La dévalorisation périodique du capital existant qui est un moyen immanent au mode de production capitaliste de freiner la baisse du taux de profit et d’accélérer l’accumulation de la valeur du capital par la constitution de capital additionnel nouveau, perturbe les conditions données dans lesquelles s’effectue le procès de circulation et de reproduction du capital et s’accompagne donc de brusques blocages et de crises du procès de production.
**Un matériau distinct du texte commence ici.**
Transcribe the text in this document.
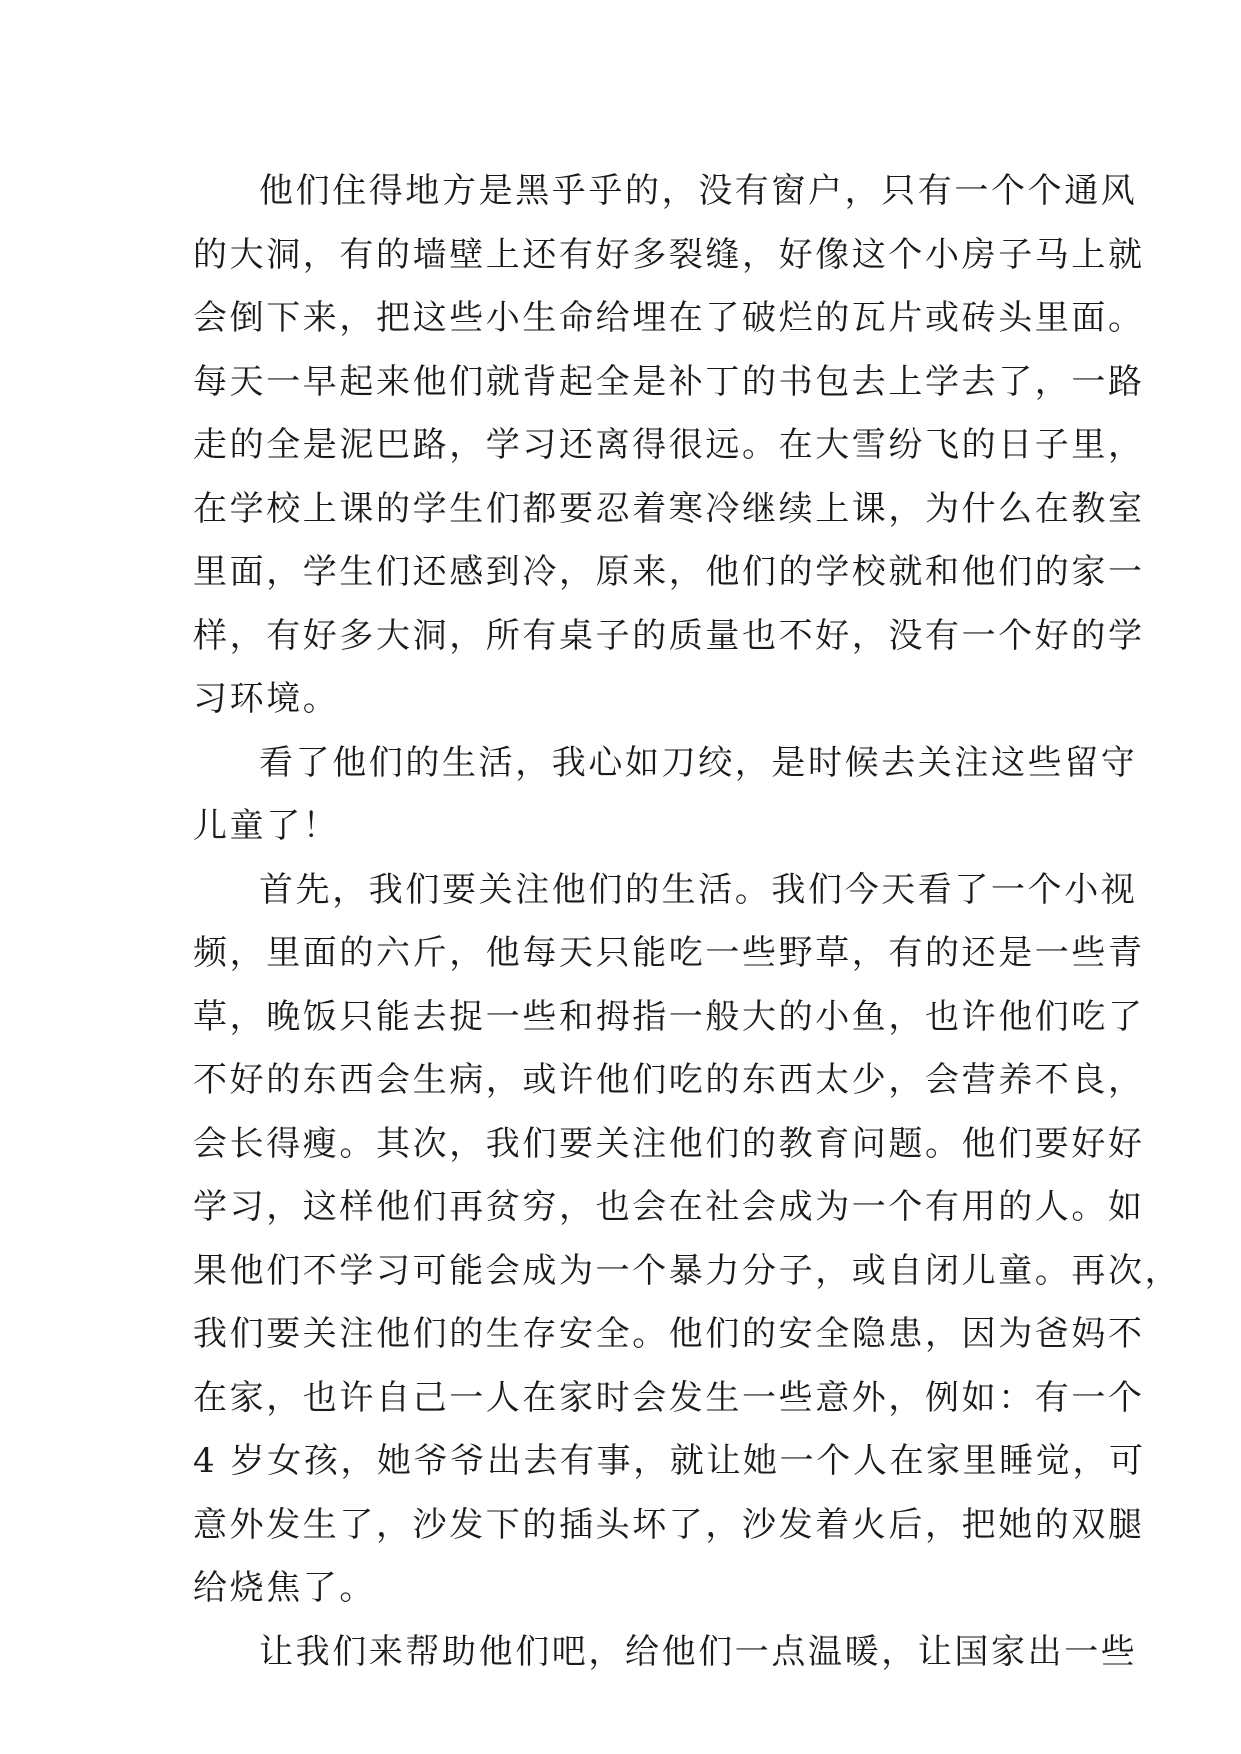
他们住得地方是黑乎乎的，没有窗户，只有一个个通风
的大洞，有的墙壁上还有好多裂缝，好像这个小房子马上就
会倒下来，把这些小生命给埋在了破烂的瓦片或砖头里面。
每天一早起来他们就背起全是补丁的书包去上学去了，一路
走的全是泥巴路，学习还离得很远。在大雪纷飞的日子里，
在学校上课的学生们都要忍着寒冷继续上课，为什么在教室
里面，学生们还感到冷，原来，他们的学校就和他们的家一
样，有好多大洞，所有桌子的质量也不好，没有一个好的学
习环境。
看了他们的生活，我心如刀绞，是时候去关注这些留守
儿童了！
首先，我们要关注他们的生活。我们今天看了一个小视
频，里面的六斤，他每天只能吃一些野草，有的还是一些青
草，晚饭只能去捉一些和拇指一般大的小鱼，也许他们吃了
不好的东西会生病，或许他们吃的东西太少，会营养不良，
会长得瘦。其次，我们要关注他们的教育问题。他们要好好
学习，这样他们再贫穷，也会在社会成为一个有用的人。如
果他们不学习可能会成为一个暴力分子，或自闭儿童。再次，
我们要关注他们的生存安全。他们的安全隐患，因为爸妈不
在家，也许自己一人在家时会发生一些意外，例如：有一个
4 岁女孩，她爷爷出去有事，就让她一个人在家里睡觉，可
意外发生了，沙发下的插头坏了，沙发着火后，把她的双腿
给烧焦了。
让我们来帮助他们吧，给他们一点温暖，让国家出一些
La diminution relative du capital variable qui coïncide avec l’essor des forces productives stimule [345] l’accroissement de la population ouvrière tout en créant constamment, de façon artificielle, une surpopulation relative, L’accumulation du capital se ralentit du point de vue de la valeur par suite de la baisse du taux de profit, tandis que s’accélère encore l’accumulation de la valeur d’usage [5] et que celle-ci accélère à son tour le flot de l’accumulation pour ce qui est de sa valeur.
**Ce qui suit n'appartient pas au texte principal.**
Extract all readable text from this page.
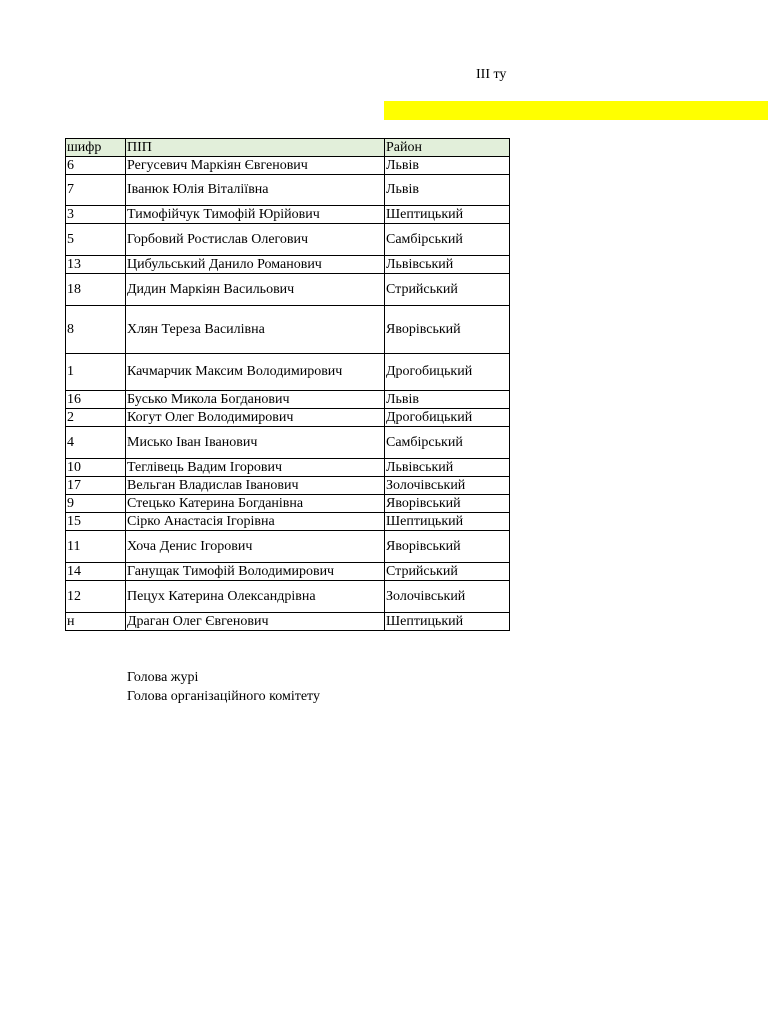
III ту
шифр	ПІП	Район
6	Регусевич Маркіян Євгенович	Львів
7	Іванюк Юлія Віталіївна	Львів
3	Тимофійчук Тимофій Юрійович	Шептицький
5	Горбовий Ростислав Олегович	Самбірський
13	Цибульський Данило Романович	Львівський
18	Дидин Маркіян Васильович	Стрийський
8	Хлян Тереза Василівна	Яворівський
1	Качмарчик Максим Володимирович	Дрогобицький
16	Бусько Микола Богданович	Львів
2	Когут Олег Володимирович	Дрогобицький
4	Мисько Іван Іванович	Самбірський
10	Теглівець Вадим Ігорович	Львівський
17	Вельган Владислав Іванович	Золочівський
9	Стецько Катерина Богданівна	Яворівський
15	Сірко Анастасія Ігорівна	Шептицький
11	Хоча Денис Ігорович	Яворівський
14	Ганущак Тимофій Володимирович	Стрийський
12	Пецух Катерина Олександрівна	Золочівський
н	Драган Олег Євгенович	Шептицький
Голова журі
Голова організаційного комітету
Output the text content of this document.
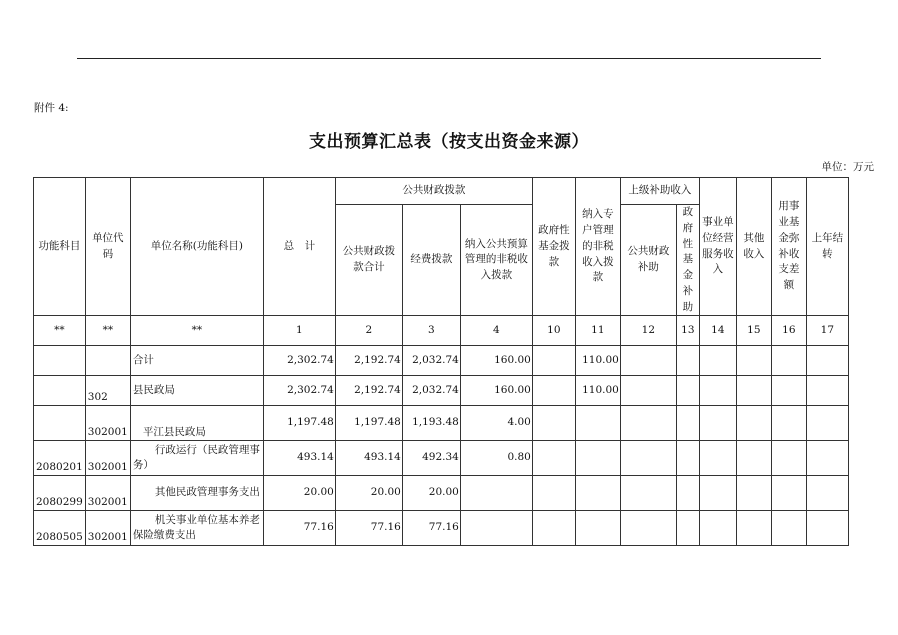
附件 4:
支出预算汇总表（按支出资金来源）
单位：万元
功能科目	单位代码	单位名称(功能科目)	总　计	公共财政拨款			政府性基金拨款	纳入专户管理的非税收入拨款	上级补助收入		事业单位经营服务收入	其他收入	用事业基金弥补收支差额	上年结转
				公共财政拨款合计	经费拨款	纳入公共预算管理的非税收入拨款			公共财政补助	政府性基金补助				
**	**	**	1	2	3	4	10	11	12	13	14	15	16	17
		合计	2,302.74	2,192.74	2,032.74	160.00		110.00						
	302	县民政局	2,302.74	2,192.74	2,032.74	160.00		110.00						
	302001	平江县民政局	1,197.48	1,197.48	1,193.48	4.00								
2080201	302001	行政运行（民政管理事务）	493.14	493.14	492.34	0.80								
2080299	302001	其他民政管理事务支出	20.00	20.00	20.00									
2080505	302001	机关事业单位基本养老保险缴费支出	77.16	77.16	77.16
La production capitaliste s’efforce sans cesse de surmonter ces limites qui lui sont immanentes, mais elle n’y parvient qu’avec des moyens qui, à leur tour, lui imposent ces limites à une échelle encore plus gigantesque...

La baisse du taux de profit fait augmenter le minimum de capital, dont le capital individuel doit disposer pour utiliser productivement le travail, ce minimum étant exigé pour exploiter du travail en général et pour obtenir que le temps de travail employé corresponde au temps de travail nécessaire à la production de marchandises, c’est-à-dire ne dépasse pas la moyenne du temps de travail socialement, nécessaire pour les produire. Cette baisse accroit aussi la concentration, parce, qu’au-delà de certaines limites, un capital considérable à faible taux de profit accumule plus vite et davantage qu’un petit à taux de profit élevé. Or, cette concentration croissante entraîne, à son tour, à un certain niveau, une nouvelle chute du taux de profit. La masse éparpillée des petits capitaux devient le champ ouvert aux aventuriers, avec la spéculation, lei escroqueries sur le crédit, les actions – et c’est la crise à la fin.

Il y a ce que l’on appelle pléthore de capital, à une part, surtout quand elle n’est pas en mesure de compenser la chute du taux de profit par une augmentation de la masse des profits – et cela se vérifie par les bourgeons de capital frais qui poussent sans cesse – et, d’autre part, quand, sous forme de crédit, ils sont incapables de fonctionner efficacement dans les mains [346] de ceux qui dirigent les grands secteurs économiques. Cette pléthore de capital est déterminée par les mêmes circonstances qui provoquent une surpopulation relative, et c’est donc un phénomène qui vient compléter celle-ci, bien que les deux se situent à des pôles opposés – capital inemployé, d’un côté, population inemployée, de l’autre.

Surproduction de capitalisation de marchandises particulières – quoique la surproduction de capital implique toujours surproduction de marchandises –signifie donc tout bonnement suraccumulation de capital. Pour comprendre en quoi consiste cette suraccumulation (dont on trouvera plus loin l’étude détaillée), il suffit de supposer qu’elle est absolue. Quand peut-on considérer que la surproduction de capital est absolue ? C’est-à-dire qu’elle ne s’étend pas seulement à telle ou telle branche de la production, voire à quelques branches-clés, mais qu’elle est absolue de par son volume lui-même, autrement dit qu’elle affecte toutes les branches de la production [6].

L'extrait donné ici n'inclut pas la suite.